You have heard Thomas Bergersen’s music. Just a sliver of it, but that was enough. Enough to give you goosebumps. Enough to understand the intensity of a vast space odyssey to save the human race. Enough to convince you to spend an evening and $14 on a film that grossed $675 million worldwide.
That music you heard was the song “Final Frontier,” featured prominently in Interstellar‘s third and final trailer, which has 16 million views on Youtube. It backs — and helps create, really — two and a half minutes of intense emotion, encapsulating Christopher Nolan’s three-hour space epic in one hundredth of the time. It goes by fast. But its drumstick-clacking tempo, spindly electronica arpeggios and simple, soaring five-tone piano melody leave an impression. It’d be easy to mistake it as the Oscar-nominated score for the film composed by Hans Zimmer — not in style, per se, but in ability to jar the moment loose and keep it floating around in your head, stirring up your perceptions just like the galaxy-spanning movie does. Zimmer and Nolan handpicked Bergersen’s music for the trailer.
This is all to say that the 35-year-old Norwegian makes a hell of a trailer score. He’s doing it at the right time: in 2014 the average marketing budget for a Hollywood film approached $200 million, according to The Hollywood Reporter.

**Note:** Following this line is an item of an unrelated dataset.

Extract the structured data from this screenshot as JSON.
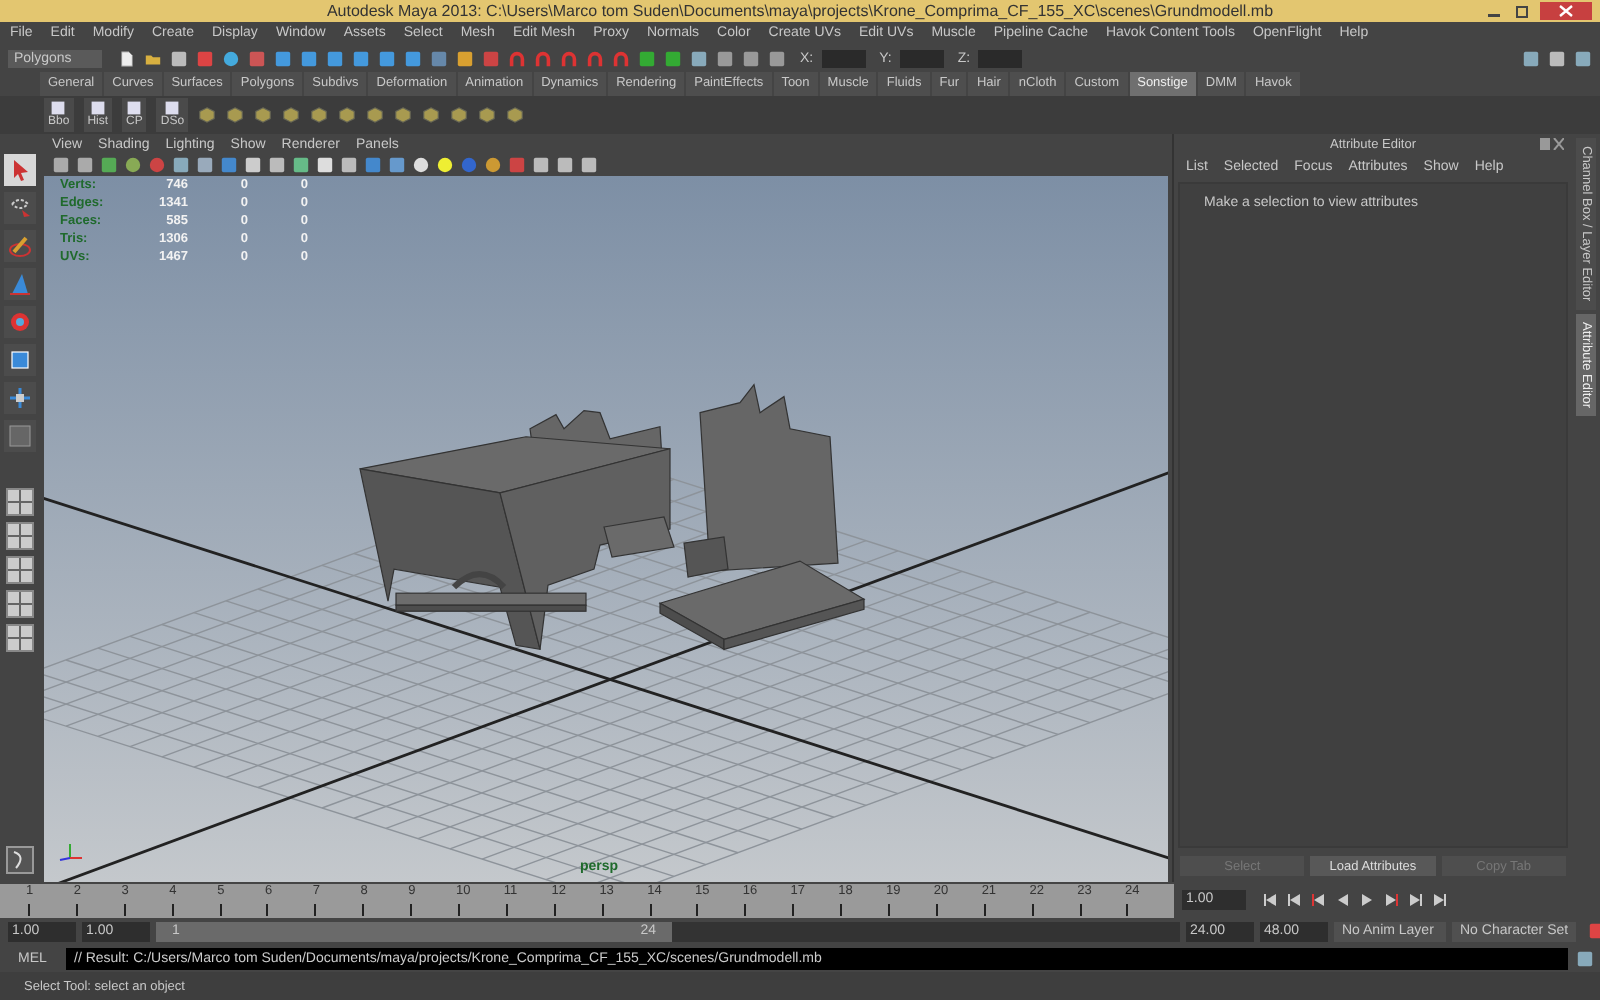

In a recent report, Variety pegged the average budget for a trailer between $5,000 and $2 million. Their social value is understood: film fans trade trailers like sports fans trade highlight reels.
Yet Bergersen — the co-founder of a production company, Two Steps From Hell, that has scored trailers for Interstellar, Star Trek, The Dark Knight, No Country for Old Men and Lincoln — does not consider himself a trailer music composer, and strongly dislikes being lumped into a specific genre. Bergesen didn’t write “Final Frontier” for Two Steps From Hell to be used in a film trailer, but simply as one track on his own album, Sun, which he insists was not created to be shopped for trailers. “My focus has always been on creating good music,” Bergersen wrote in an email. “Whether the music works in a movie, a trailer, a video game, in someone’s home video, or on someone’s headphones in the gym, it really doesn’t matter to me.”

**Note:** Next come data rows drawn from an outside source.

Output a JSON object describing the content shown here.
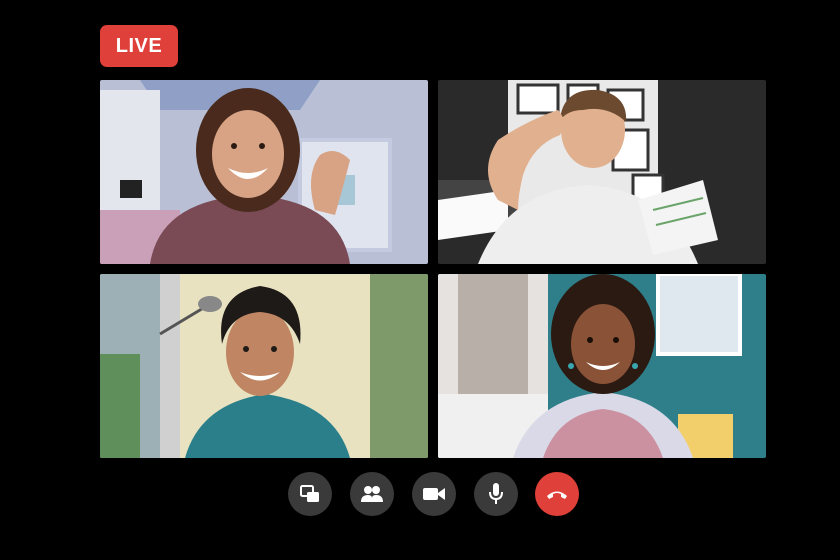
{
  "live_badge": {
    "label": "LIVE",
    "color": "#e0403a"
  },
  "participants": [
    {
      "tile": "top-left",
      "description_colors": {
        "wall": "#b7bfd4",
        "shirt": "#7a4a55",
        "hair": "#4a2a1c",
        "skin": "#d8a384"
      }
    },
    {
      "tile": "top-right",
      "description_colors": {
        "wall": "#2a2a2a",
        "shirt": "#eeeeee",
        "hair": "#6b4a30",
        "skin": "#e0b08f"
      }
    },
    {
      "tile": "bottom-left",
      "description_colors": {
        "wall": "#e8e2c0",
        "shirt": "#2a7f8a",
        "hair": "#1e1a18",
        "skin": "#c08563"
      }
    },
    {
      "tile": "bottom-right",
      "description_colors": {
        "wall": "#2f7f8a",
        "shirt": "#d9d9e8",
        "hair": "#2a1a12",
        "skin": "#8a5236"
      }
    }
  ],
  "controls": {
    "button_color": "#3a3a3a",
    "end_call_color": "#e0403a",
    "icons": [
      "screen-share-icon",
      "participants-icon",
      "video-camera-icon",
      "microphone-icon",
      "end-call-icon"
    ]
  }
}
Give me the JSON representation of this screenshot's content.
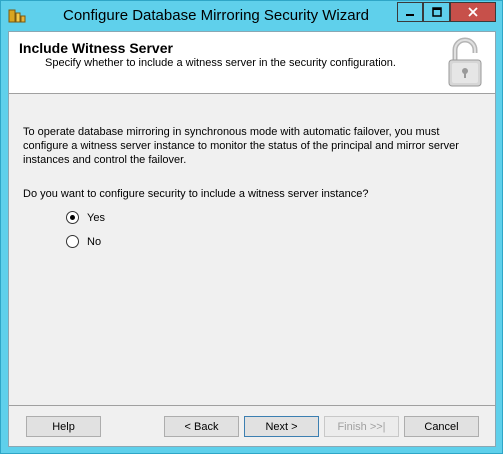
{
  "window": {
    "title": "Configure Database Mirroring Security Wizard"
  },
  "header": {
    "title": "Include Witness Server",
    "subtitle": "Specify whether to include a witness server in the security configuration."
  },
  "body": {
    "intro": "To operate database mirroring in synchronous mode with automatic failover, you must configure a witness server instance to monitor the status of the principal and mirror server instances and control the failover.",
    "question": "Do you want to configure security to include a witness server instance?",
    "options": [
      {
        "label": "Yes",
        "selected": true
      },
      {
        "label": "No",
        "selected": false
      }
    ]
  },
  "buttons": {
    "help": "Help",
    "back": "< Back",
    "next": "Next >",
    "finish": "Finish >>|",
    "cancel": "Cancel"
  },
  "colors": {
    "titlebar": "#5fd0eb",
    "close_button": "#c7504a",
    "client_bg": "#f0f0f0"
  },
  "icons": {
    "app": "database-wizard-icon",
    "header": "padlock-icon"
  }
}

Bergersen is part of a segment of musicians that interact and intersect with films, but also refuse to be defined by the silver screen, or to make the kind of music some professionals term “trailer fuel.” (Other members of this film-music-boundaries-pushing movement include Adam Young, a.k.a. the artist Owl City, who recently announced he’d be releasing a string of scores for films about historic moments that don’t exist). It’s evident in his music and his answers that Bergersen values the classical style and immense power of music written for film; it’s also evident that he doesn’t believe his music should be defined by any one film, or by any films at all, or even by the film music genre. We asked him to share his passion with us, and break down what makes his music powerful, note by note.
Editor’s Note: The following responses have been edited for clarity and length.
Q: How did you get your start in composing?
A: I’ve always thought of the world as a color palette. It’s right there for you to create and be creative with if you have that drive. I could never perform existing music and be content. I have this need to modify it and inject my own ideas into it… Composition was just a natural path for someone who was creative and musically inclined.